The album itself is a new artistic frontier for Vernon. In DeYarmond, he sung in his speaking voice, a richly textured baritone. However, in 2005 he began experimenting with falsetto and multi-track, which became the distinguishing aspects of his music. The tracks on the album range from touching ballads such as “Re: Stacks” and “Skinny Love”, to those which produce distinctive textures through the use of resonator guitar and vocal overdubbing like “Lump Sum” and “Flume”, to those which display Vernon’s poetic skills such as “The Wolves (Act I and II)” and “Creature Fear”.
When considered in its entirety, the album is not a concept album, but rather a compilation of Vernon’s most recent work. Like many debuts, it represents the spring of his career, a time after which many artists fall flat. But Bon Iver’s Blood Bank EP, which is largely an addendum to the album, shows that he is capable of producing more than just a first round of great material. With a unique sound, and a much-needed new approach to being a singer-songwriter, Justin Vernon is poised to become a pivotal force in folk rock. As a friend of mine so eloquently put it, “ No one doesn’t like Bon Iver; they just haven’t heard him yet.”

Friday, August 21, 2009

film review: The Trial


Intermission Productions LTD
One hour and fifty eight minutes struggle desperately to hold in the gargantuan volume of jaw dropping imagery that Orson Welles pumped into his 1962 masterpiece “The Trial.” The screenplay is based on Franz Kafka's highly regarded novel of the same name.

The story on its own is the fabulously original and compelling chronicle of Joseph K (Anthony Perkins), a man accused of an unknown crime in a world where everything has been decided. His heated and utterly inconsequential struggle is the locomotion which Welles uses to lead his viewers through some of the most breathtaking ocular sequences in 20th century film.

Everything associated with Orson Welles was huge and almost incomprehensibly dramatic; laced from head to toe with superlatives. His contracts were the largest, his films the best, his confidence unrivaled and his fall unprecedented. Orson's sudden exile from Hollywood in the 40's put a large damper getting funding for his post “Citizen Kane” work. It is for just this reason that “The Trial” was filmed and produced entirely in Europe.

Shot in the style of great epics, the film is instantly recognizable as a Welles production. Fantastically theatrical spotlighting is unrelentingly coupled with enormous sets to emphasize the solitude that is paramount within the story. Indoor vanishing points and monumental crowds are more frequent than dialogue. It is, in fact, nearly impossible not to laugh at the magnitude and near perfect orchestration of every shot. It is as if each frame was fished out of a bottomless sea of museum quality photography.
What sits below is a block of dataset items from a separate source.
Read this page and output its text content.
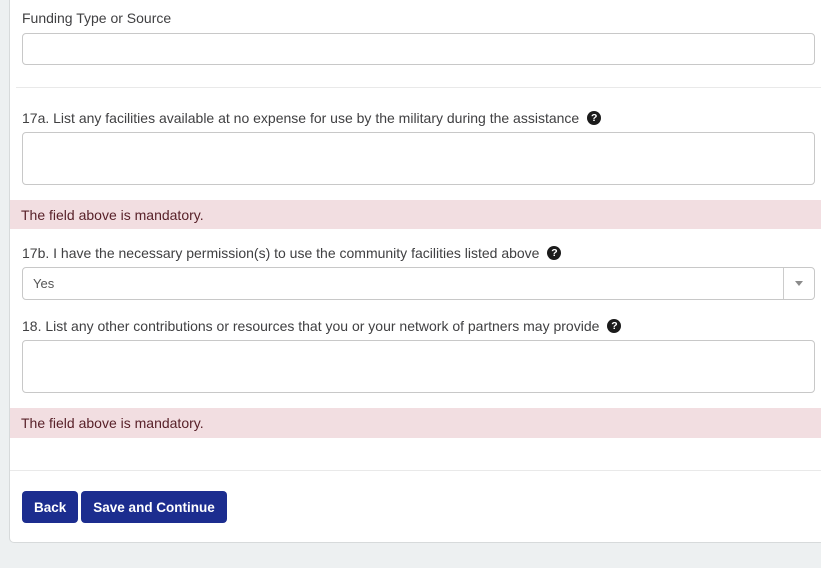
Funding Type or Source
17a. List any facilities available at no expense for use by the military during the assistance	?
The field above is mandatory.
17b. I have the necessary permission(s) to use the community facilities listed above	?
Yes
18. List any other contributions or resources that you or your network of partners may provide	?
The field above is mandatory.
Back	Save and Continue
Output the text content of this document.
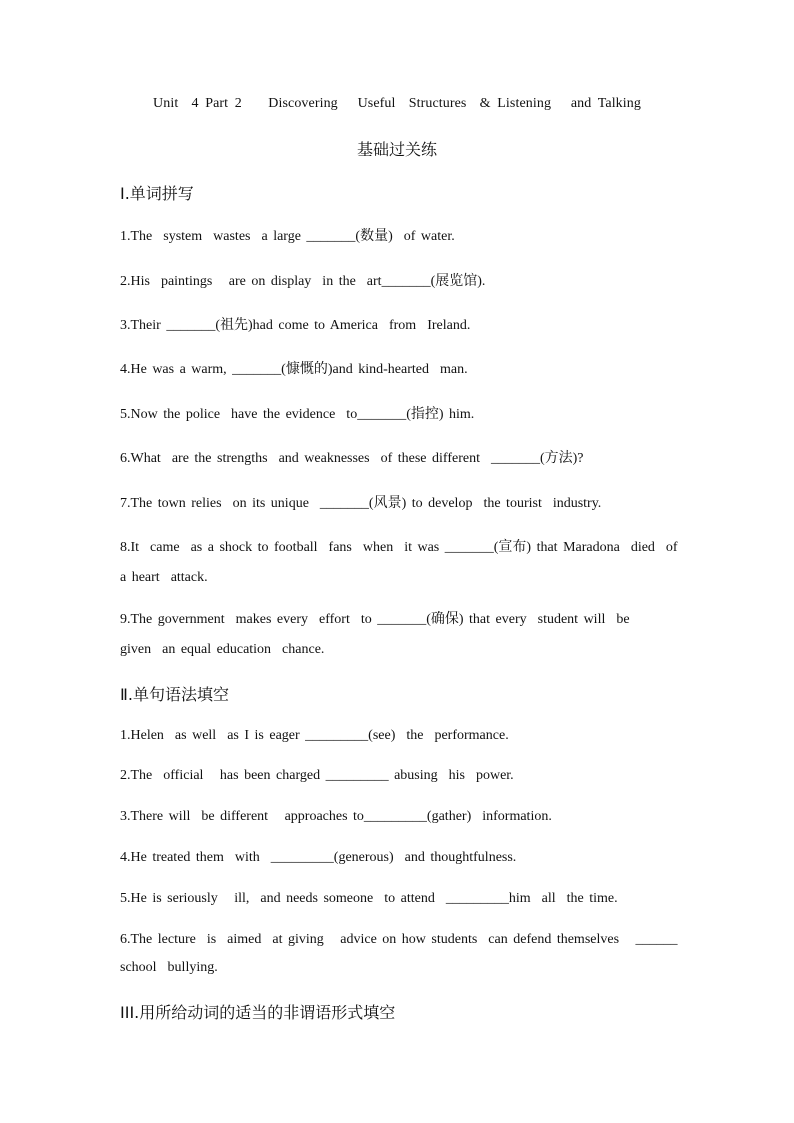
Unit  4 Part 2    Discovering   Useful  Structures  & Listening   and Talking
基础过关练
Ⅰ.单词拼写
1.The  system  wastes  a large _______(数量)  of water.
2.His  paintings   are on display  in the  art_______(展览馆).
3.Their _______(祖先)had come to America  from  Ireland.
4.He was a warm, _______(慷慨的)and kind-hearted  man.
5.Now the police  have the evidence  to_______(指控) him.
6.What  are the strengths  and weaknesses  of these different  _______(方法)?
7.The town relies  on its unique  _______(风景) to develop  the tourist  industry.
8.It  came  as a shock to football  fans  when  it was _______(宣布) that Maradona  died  of
a heart  attack.
9.The government  makes every  effort  to _______(确保) that every  student will  be
given  an equal education  chance.
Ⅱ.单句语法填空
1.Helen  as well  as I is eager _________(see)  the  performance.
2.The  official   has been charged _________ abusing  his  power.
3.There will  be different   approaches to_________(gather)  information.
4.He treated them  with  _________(generous)  and thoughtfulness.
5.He is seriously   ill,  and needs someone  to attend  _________him  all  the time.
6.The lecture  is  aimed  at giving   advice on how students  can defend themselves   ______
school  bullying.
III.用所给动词的适当的非谓语形式填空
Visually, “The Trial” is nothing less than an improvement on “Citizen Kane.”

A critic might point out the weakness and repeating nature in some of the spoken lines, particularly those of Joseph K., but this would be argument for the sake of argument only. The mood is never touched by any inconsistencies on the actors' parts. “The Trial” is a superb rendition of the kind of genius Welles was capable of. It is, in his words, “The best film I ever made."